If there are multiple paths with the same maximum minimum value, should I return any one of them, or is there a specific criterion to choose one?
If no path exists from the top-left to the bottom-right, what value should I return? For example, should I return negative infinity, zero, or throw an exception?
Is the input matrix guaranteed to be non-empty and rectangular (i.e., all rows have the same number of columns)? What should I do if the input matrix is null or empty?

Brute Force Solution

Approach

The brute force strategy for finding the path with the maximum minimum value involves exploring every possible path through the grid. We determine the smallest value along each of these paths, and then, select the path where that smallest value is the largest.

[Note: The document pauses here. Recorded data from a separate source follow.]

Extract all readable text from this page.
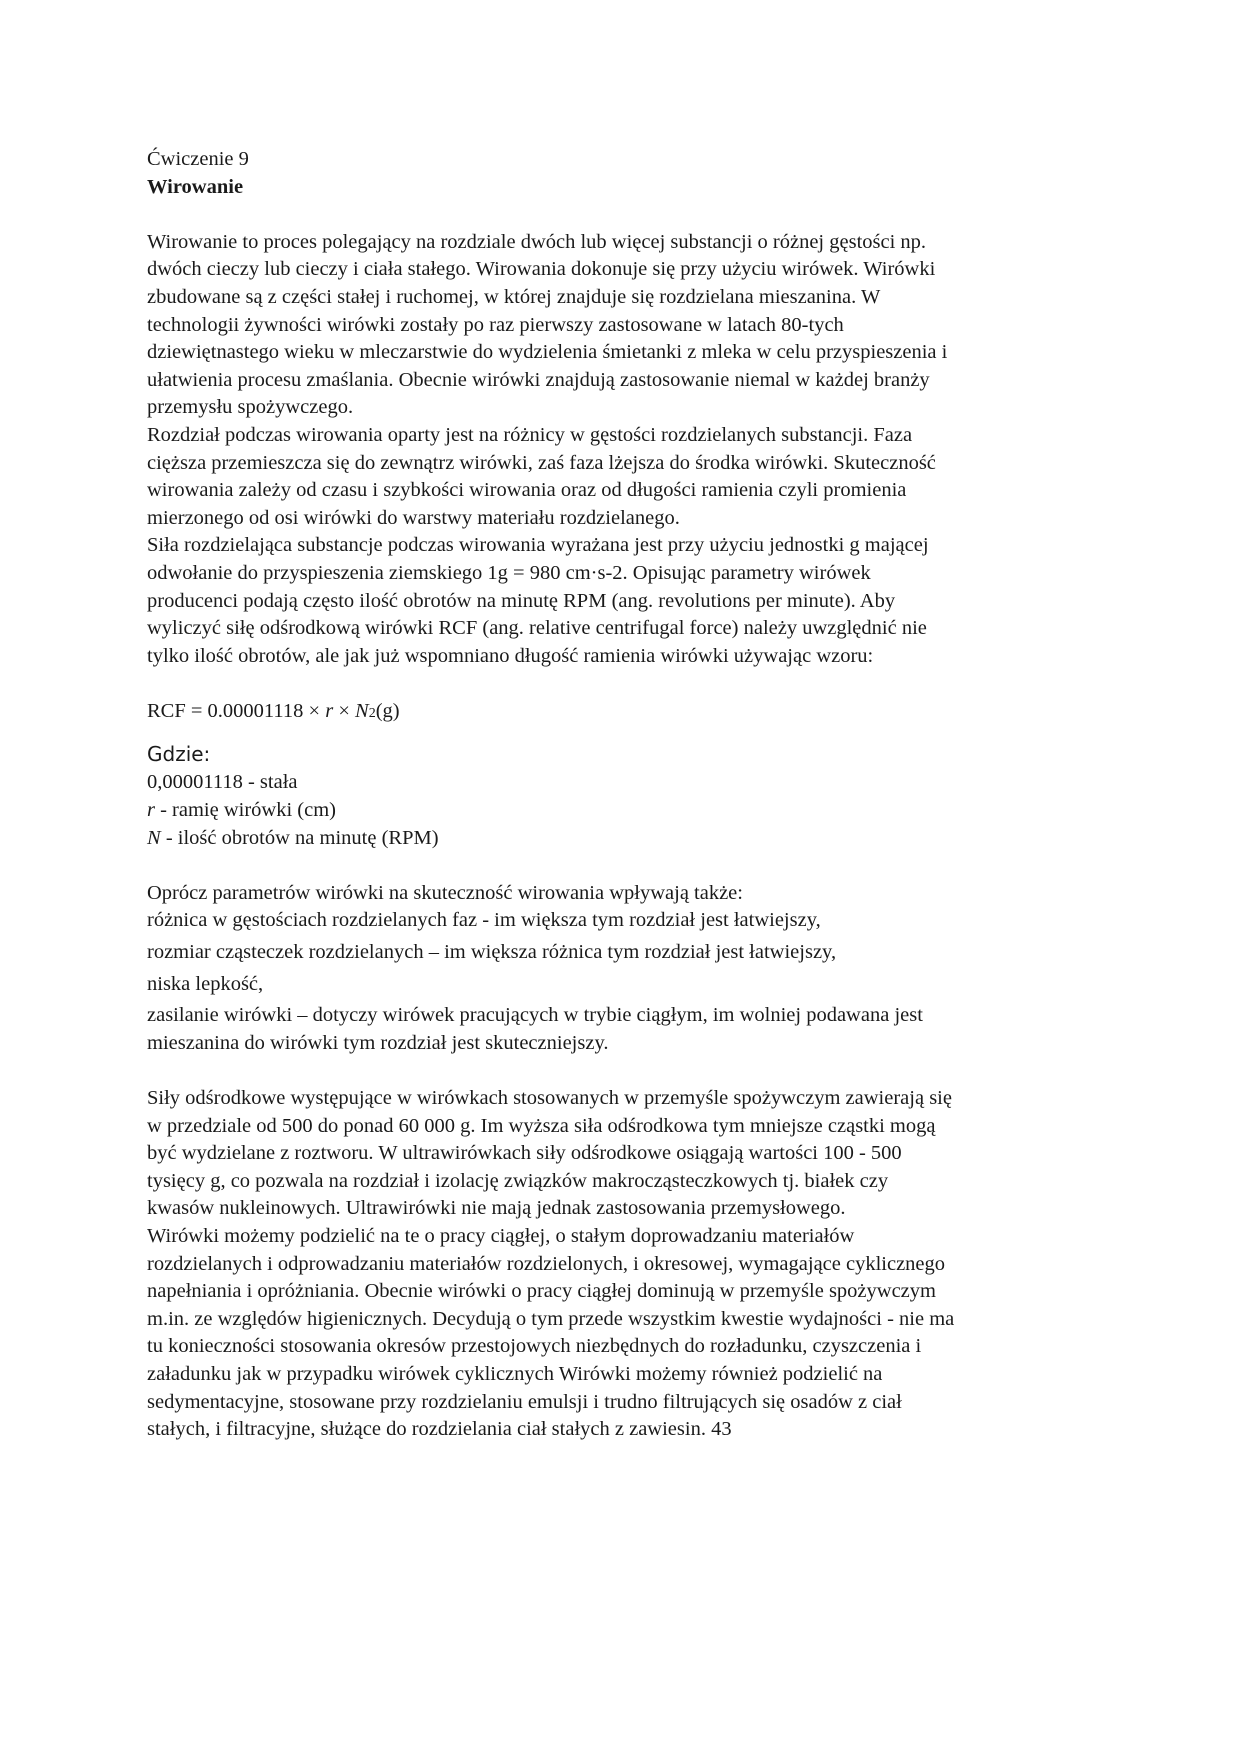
Ćwiczenie 9
Wirowanie
Wirowanie to proces polegający na rozdziale dwóch lub więcej substancji o różnej gęstości np.
dwóch cieczy lub cieczy i ciała stałego. Wirowania dokonuje się przy użyciu wirówek. Wirówki
zbudowane są z części stałej i ruchomej, w której znajduje się rozdzielana mieszanina. W
technologii żywności wirówki zostały po raz pierwszy zastosowane w latach 80-tych
dziewiętnastego wieku w mleczarstwie do wydzielenia śmietanki z mleka w celu przyspieszenia i
ułatwienia procesu zmaślania. Obecnie wirówki znajdują zastosowanie niemal w każdej branży
przemysłu spożywczego.
Rozdział podczas wirowania oparty jest na różnicy w gęstości rozdzielanych substancji. Faza
cięższa przemieszcza się do zewnątrz wirówki, zaś faza lżejsza do środka wirówki. Skuteczność
wirowania zależy od czasu i szybkości wirowania oraz od długości ramienia czyli promienia
mierzonego od osi wirówki do warstwy materiału rozdzielanego.
Siła rozdzielająca substancje podczas wirowania wyrażana jest przy użyciu jednostki g mającej
odwołanie do przyspieszenia ziemskiego 1g = 980 cm·s-2. Opisując parametry wirówek
producenci podają często ilość obrotów na minutę RPM (ang. revolutions per minute). Aby
wyliczyć siłę odśrodkową wirówki RCF (ang. relative centrifugal force) należy uwzględnić nie
tylko ilość obrotów, ale jak już wspomniano długość ramienia wirówki używając wzoru:
RCF = 0.00001118 × r × N2(g)
Gdzie:
0,00001118 - stała
r - ramię wirówki (cm)
N - ilość obrotów na minutę (RPM)
Oprócz parametrów wirówki na skuteczność wirowania wpływają także:
różnica w gęstościach rozdzielanych faz - im większa tym rozdział jest łatwiejszy,
rozmiar cząsteczek rozdzielanych – im większa różnica tym rozdział jest łatwiejszy,
niska lepkość,
zasilanie wirówki – dotyczy wirówek pracujących w trybie ciągłym, im wolniej podawana jest
mieszanina do wirówki tym rozdział jest skuteczniejszy.
Siły odśrodkowe występujące w wirówkach stosowanych w przemyśle spożywczym zawierają się
w przedziale od 500 do ponad 60 000 g. Im wyższa siła odśrodkowa tym mniejsze cząstki mogą
być wydzielane z roztworu. W ultrawirówkach siły odśrodkowe osiągają wartości 100 - 500
tysięcy g, co pozwala na rozdział i izolację związków makrocząsteczkowych tj. białek czy
kwasów nukleinowych. Ultrawirówki nie mają jednak zastosowania przemysłowego.
Wirówki możemy podzielić na te o pracy ciągłej, o stałym doprowadzaniu materiałów
rozdzielanych i odprowadzaniu materiałów rozdzielonych, i okresowej, wymagające cyklicznego
napełniania i opróżniania. Obecnie wirówki o pracy ciągłej dominują w przemyśle spożywczym
m.in. ze względów higienicznych. Decydują o tym przede wszystkim kwestie wydajności - nie ma
tu konieczności stosowania okresów przestojowych niezbędnych do rozładunku, czyszczenia i
załadunku jak w przypadku wirówek cyklicznych Wirówki możemy również podzielić na
sedymentacyjne, stosowane przy rozdzielaniu emulsji i trudno filtrujących się osadów z ciał
stałych, i filtracyjne, służące do rozdzielania ciał stałych z zawiesin. 43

Here's how the algorithm would work step-by-step:

Imagine you're exploring a maze, and you can only move right or down.
Start at the top-left corner and try going down, then right.
For each path you take, remember the smallest (or weakest) value you encountered along the way.
Continue trying all possible routes to the bottom-right corner.
Once you've explored all possible paths from the start to the end, compare the weakest value of each path.
The path with the highest weakest value is the one we are looking for.

Code Implementation

def find_max_min_path_brute_force(grid):
    rows = len(grid)
    cols = len(grid[0])

    def explore_paths(row_index, col_index, current_path, min_value_so_far):
        if row_index >= rows or col_index >= cols:
            return -1  # Path is invalid

        current_value = grid[row_index][col_index]
        new_min_value = min(min_value_so_far, current_value) 

        if row_index == rows - 1 and col_index == cols - 1:
            return new_min_value # Reached the end

        # Explore going down
        down_value = explore_paths(row_index + 1, col_index, current_path + [(row_index + 1, col_index)], new_min_value)

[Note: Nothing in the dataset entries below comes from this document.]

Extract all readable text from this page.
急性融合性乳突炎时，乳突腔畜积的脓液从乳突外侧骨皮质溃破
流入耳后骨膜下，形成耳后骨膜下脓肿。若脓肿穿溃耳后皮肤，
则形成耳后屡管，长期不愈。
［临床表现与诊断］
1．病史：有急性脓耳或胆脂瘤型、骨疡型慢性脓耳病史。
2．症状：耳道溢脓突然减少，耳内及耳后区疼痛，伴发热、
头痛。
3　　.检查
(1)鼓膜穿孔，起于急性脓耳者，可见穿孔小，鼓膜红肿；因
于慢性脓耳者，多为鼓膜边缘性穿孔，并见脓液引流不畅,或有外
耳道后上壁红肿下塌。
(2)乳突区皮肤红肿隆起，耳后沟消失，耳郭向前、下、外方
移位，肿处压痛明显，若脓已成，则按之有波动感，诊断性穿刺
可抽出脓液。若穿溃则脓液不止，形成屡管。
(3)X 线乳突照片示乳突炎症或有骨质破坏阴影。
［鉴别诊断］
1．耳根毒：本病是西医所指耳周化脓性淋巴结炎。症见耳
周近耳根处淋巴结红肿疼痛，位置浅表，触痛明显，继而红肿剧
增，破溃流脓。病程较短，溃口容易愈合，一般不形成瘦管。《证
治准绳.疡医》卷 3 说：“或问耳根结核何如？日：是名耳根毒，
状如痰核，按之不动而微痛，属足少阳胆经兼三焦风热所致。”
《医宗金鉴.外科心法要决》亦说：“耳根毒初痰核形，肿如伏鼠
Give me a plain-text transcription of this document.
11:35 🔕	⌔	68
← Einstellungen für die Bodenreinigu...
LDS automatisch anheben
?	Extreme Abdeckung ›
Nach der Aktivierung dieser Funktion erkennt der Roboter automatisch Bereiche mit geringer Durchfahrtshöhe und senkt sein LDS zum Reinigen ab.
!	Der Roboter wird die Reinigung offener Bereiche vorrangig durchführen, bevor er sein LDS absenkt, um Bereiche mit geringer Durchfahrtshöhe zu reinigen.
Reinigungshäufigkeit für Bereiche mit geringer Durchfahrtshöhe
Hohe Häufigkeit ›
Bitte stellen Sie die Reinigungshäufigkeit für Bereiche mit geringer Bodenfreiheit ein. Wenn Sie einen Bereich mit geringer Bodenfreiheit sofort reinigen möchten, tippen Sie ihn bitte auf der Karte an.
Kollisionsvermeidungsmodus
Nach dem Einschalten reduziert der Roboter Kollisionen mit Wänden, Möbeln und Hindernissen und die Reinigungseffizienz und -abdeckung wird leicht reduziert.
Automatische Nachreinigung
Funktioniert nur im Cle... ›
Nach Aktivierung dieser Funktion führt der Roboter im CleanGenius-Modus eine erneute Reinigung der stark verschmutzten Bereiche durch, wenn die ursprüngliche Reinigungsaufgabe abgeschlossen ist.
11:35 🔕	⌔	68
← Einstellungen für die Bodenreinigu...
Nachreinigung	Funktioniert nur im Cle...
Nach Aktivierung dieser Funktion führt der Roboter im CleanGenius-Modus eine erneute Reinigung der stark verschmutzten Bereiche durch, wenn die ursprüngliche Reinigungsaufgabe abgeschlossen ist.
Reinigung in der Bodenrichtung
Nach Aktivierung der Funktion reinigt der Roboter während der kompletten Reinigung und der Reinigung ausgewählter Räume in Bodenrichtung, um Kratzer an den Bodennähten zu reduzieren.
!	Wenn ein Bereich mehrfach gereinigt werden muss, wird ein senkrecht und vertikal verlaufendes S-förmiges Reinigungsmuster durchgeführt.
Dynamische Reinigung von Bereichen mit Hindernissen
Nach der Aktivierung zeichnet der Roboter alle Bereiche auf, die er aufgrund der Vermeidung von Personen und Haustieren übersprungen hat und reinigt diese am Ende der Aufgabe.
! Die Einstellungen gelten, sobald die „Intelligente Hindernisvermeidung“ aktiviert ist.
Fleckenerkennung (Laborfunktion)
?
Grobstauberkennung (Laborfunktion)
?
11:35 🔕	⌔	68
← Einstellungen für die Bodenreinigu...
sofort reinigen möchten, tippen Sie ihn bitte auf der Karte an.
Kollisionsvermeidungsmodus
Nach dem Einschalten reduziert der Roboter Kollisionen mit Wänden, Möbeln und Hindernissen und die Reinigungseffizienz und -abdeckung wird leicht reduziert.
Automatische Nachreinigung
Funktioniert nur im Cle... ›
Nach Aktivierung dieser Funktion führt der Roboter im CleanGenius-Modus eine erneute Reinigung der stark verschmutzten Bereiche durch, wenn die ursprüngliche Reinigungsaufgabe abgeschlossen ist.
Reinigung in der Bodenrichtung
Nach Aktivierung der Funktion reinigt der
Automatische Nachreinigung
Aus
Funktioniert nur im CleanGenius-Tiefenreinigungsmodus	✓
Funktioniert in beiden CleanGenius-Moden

        # Explore going right
        right_value = explore_paths(row_index, col_index + 1, current_path + [(row_index, col_index + 1)], new_min_value)

        # Return the larger of the two paths.
        return max(down_value, right_value)

    # The starting value must be considered.
    initial_min = grid[0][0]
    max_min_value = explore_paths(0, 0, [(0, 0)], initial_min) 

    return max_min_value

Big(O) Analysis

Time Complexity

O(2^(m+n)) – The brute force approach explores all possible paths from the top-left to the bottom-right of the grid, where 'm' is the number of rows and 'n' is the number of columns. At each cell, we can move either right or down, resulting in two choices. Since we must make a total of (m-1) downward moves and (n-1) rightward moves to reach the destination, the total number of paths is equivalent to the number of ways to interleave these moves, which grows exponentially. Therefore, the time complexity is O(2^(m+n)).

Space Complexity

O(2^(M+N)) – The brute force approach explores every possible path from the top-left to the bottom-right corner, where M and N are the dimensions of the grid. In the worst-case, we generate all possible paths. Each path effectively becomes a stored sequence of moves (right or down). The number of such paths can grow exponentially. Therefore, the space required to hold each path during exploration and comparison contributes to an auxiliary space complexity of O(2^(M+N)).

Optimal Solution

Approach

The best path through a grid prioritizes high values while guaranteeing connectivity. Instead of exploring all possible paths, we start with high minimum-value thresholds, and then progressively lower these threshold values until a valid path from start to finish is discovered using a connected component search. This ensures efficiency by immediately identifying the best possible minimum value that enables a complete path.

Here's how the algorithm would work step-by-step:

Start by guessing the highest possible minimum score, which is the lowest value between the starting and ending cell.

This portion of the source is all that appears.